Google and MPAA Clash Over Movie Piracy. Google Swiftly Files Suit.

Google and the MPAA have never quite seen eye to eye on anti-piracy methods.


Screencap of Google

It’s been a long week. A lot of stuff has been hacked, and we’re all pretty sick of it. If only there were a juicy feud to revive our spirits before the weekend. Enter Google and the Motion Picture Association of America, which have really thrown down in the last 24 hours over anti-privacy measures.

Documents in one of the Sony Pictures data dumps revealed that some media companies, backed by the MPAA, had been working on anti-piracy tactics codenamed “Project Goliath.” Noting similarities between the initiative and the SOPA bill, which was defeated in 2012, Google angrily took to its public policy blog on Thursday.

We are deeply concerned about recent reports that the Motion Picture Association of America (MPAA) led a secret, coordinated campaign to revive the failed SOPA legislation through other means, and helped manufacture legal arguments in connection with an investigation by Mississippi State Attorney General Jim Hood. … [O]ne disappointing part of this story is what this all means for the MPAA itself, an organization founded in part “to promote and defend the First Amendment and artists’ right to free expression.” Why, then, is it trying to secretly censor the Internet? 

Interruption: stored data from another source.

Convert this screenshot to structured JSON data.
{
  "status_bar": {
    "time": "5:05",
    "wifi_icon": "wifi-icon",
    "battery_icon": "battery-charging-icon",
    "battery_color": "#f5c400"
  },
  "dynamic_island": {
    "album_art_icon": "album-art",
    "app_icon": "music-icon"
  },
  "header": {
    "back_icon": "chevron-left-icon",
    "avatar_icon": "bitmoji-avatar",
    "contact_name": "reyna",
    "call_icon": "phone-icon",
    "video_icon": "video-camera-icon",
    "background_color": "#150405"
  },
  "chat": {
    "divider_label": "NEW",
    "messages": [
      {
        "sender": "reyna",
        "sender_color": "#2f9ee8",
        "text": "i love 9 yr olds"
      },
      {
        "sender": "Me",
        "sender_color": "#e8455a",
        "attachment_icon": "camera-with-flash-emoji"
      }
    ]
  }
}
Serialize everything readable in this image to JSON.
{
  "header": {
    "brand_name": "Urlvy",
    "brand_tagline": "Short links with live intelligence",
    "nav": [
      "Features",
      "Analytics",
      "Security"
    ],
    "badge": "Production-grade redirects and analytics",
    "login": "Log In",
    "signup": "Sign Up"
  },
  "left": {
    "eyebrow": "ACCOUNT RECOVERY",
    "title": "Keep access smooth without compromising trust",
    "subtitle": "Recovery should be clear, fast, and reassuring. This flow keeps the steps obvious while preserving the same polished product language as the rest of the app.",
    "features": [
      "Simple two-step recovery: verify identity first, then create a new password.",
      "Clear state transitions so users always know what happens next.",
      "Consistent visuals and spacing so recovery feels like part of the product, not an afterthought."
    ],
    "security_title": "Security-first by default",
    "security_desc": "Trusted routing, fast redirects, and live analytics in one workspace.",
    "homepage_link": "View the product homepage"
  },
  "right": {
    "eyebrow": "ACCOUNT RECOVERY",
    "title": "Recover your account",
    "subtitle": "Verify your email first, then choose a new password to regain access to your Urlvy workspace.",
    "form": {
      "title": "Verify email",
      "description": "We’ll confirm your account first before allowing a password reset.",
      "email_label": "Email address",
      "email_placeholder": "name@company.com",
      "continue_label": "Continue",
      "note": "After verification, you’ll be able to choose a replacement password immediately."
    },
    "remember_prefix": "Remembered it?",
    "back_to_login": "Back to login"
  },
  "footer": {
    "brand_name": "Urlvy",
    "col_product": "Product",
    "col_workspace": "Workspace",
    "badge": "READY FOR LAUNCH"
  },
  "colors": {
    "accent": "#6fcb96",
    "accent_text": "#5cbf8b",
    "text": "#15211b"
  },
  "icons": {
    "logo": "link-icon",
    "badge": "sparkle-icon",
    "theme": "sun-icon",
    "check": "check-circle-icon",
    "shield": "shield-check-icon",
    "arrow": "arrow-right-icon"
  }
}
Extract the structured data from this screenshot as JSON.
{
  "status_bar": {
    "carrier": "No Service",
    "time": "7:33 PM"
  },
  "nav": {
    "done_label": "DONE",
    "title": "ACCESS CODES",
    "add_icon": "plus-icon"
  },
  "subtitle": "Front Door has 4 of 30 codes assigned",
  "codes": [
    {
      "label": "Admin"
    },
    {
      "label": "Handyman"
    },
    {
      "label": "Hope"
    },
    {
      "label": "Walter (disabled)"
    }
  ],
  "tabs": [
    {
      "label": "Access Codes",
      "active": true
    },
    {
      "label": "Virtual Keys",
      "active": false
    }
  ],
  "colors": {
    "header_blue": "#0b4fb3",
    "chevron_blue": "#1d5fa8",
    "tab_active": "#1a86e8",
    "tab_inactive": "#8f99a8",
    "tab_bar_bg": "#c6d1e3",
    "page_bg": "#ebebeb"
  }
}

Oooooh, burn. The MPAA was obviously not going to take that. The Verge reports that a spokesperson shot back:

Google’s effort to position itself as a defender of free speech is shameful. … Freedom of speech should never be used as a shield for unlawful activities and the internet is not a license to steal. Google’s blog post today is a transparent attempt to deflect focus from its own conduct and to shift attention from legitimate and important ongoing investigations by state attorneys general into the role of Google Search in enabling and facilitating illegal conduct—including illicit drug purchases, human trafficking and fraudulent documents as well as theft of intellectual property.

Wait, human trafficking and drug purchases? What? Basically, what’s going on is that Mississippi Attorney General Jim Hood, along with other state attorneys general, has been working with a number of advocates for months to pressure Google to be more diligent about policing ads for/links to websites that sell illegal drugs, facilitate human trafficking, or promote media piracy. Hood had subpoenaed Google for information on how it polices ads that promote illegal activities. And now, presumably because it’s ticked off at the MPAA, Google has filed a lawsuit to block Hood’s subpoena.

Hood is not amused. The Washington Post reports that he said in a statement:

My Consumer Protection Division issued an administrative subpoena asking for documents. Google sent more than 99,000 jumbled, unsearchable documents in a data dump. I agreed to give Google additional time to comply with our request and hoped we could reach an agreement. Instead, after the Sony hack, Google’s General Counsel Kent Walker began blogging and feeding the media a salacious Hollywood tale. Now, feeling emboldened with its billions of dollars, media prowess and political power, some of its more excitable people have sued trying to stop the State of Mississippi for daring to ask some questions.

Dem’s fightin’ words, Jim. Google said that it goes above and beyond what the law requires in policing content on its sites, and that Hood’s subpoena violates the First Amendment in attempting to compel a private company to censor itself. But Google added, “To be clear, Google agrees that much of the third-party content about which the attorney general complains is objectionable.”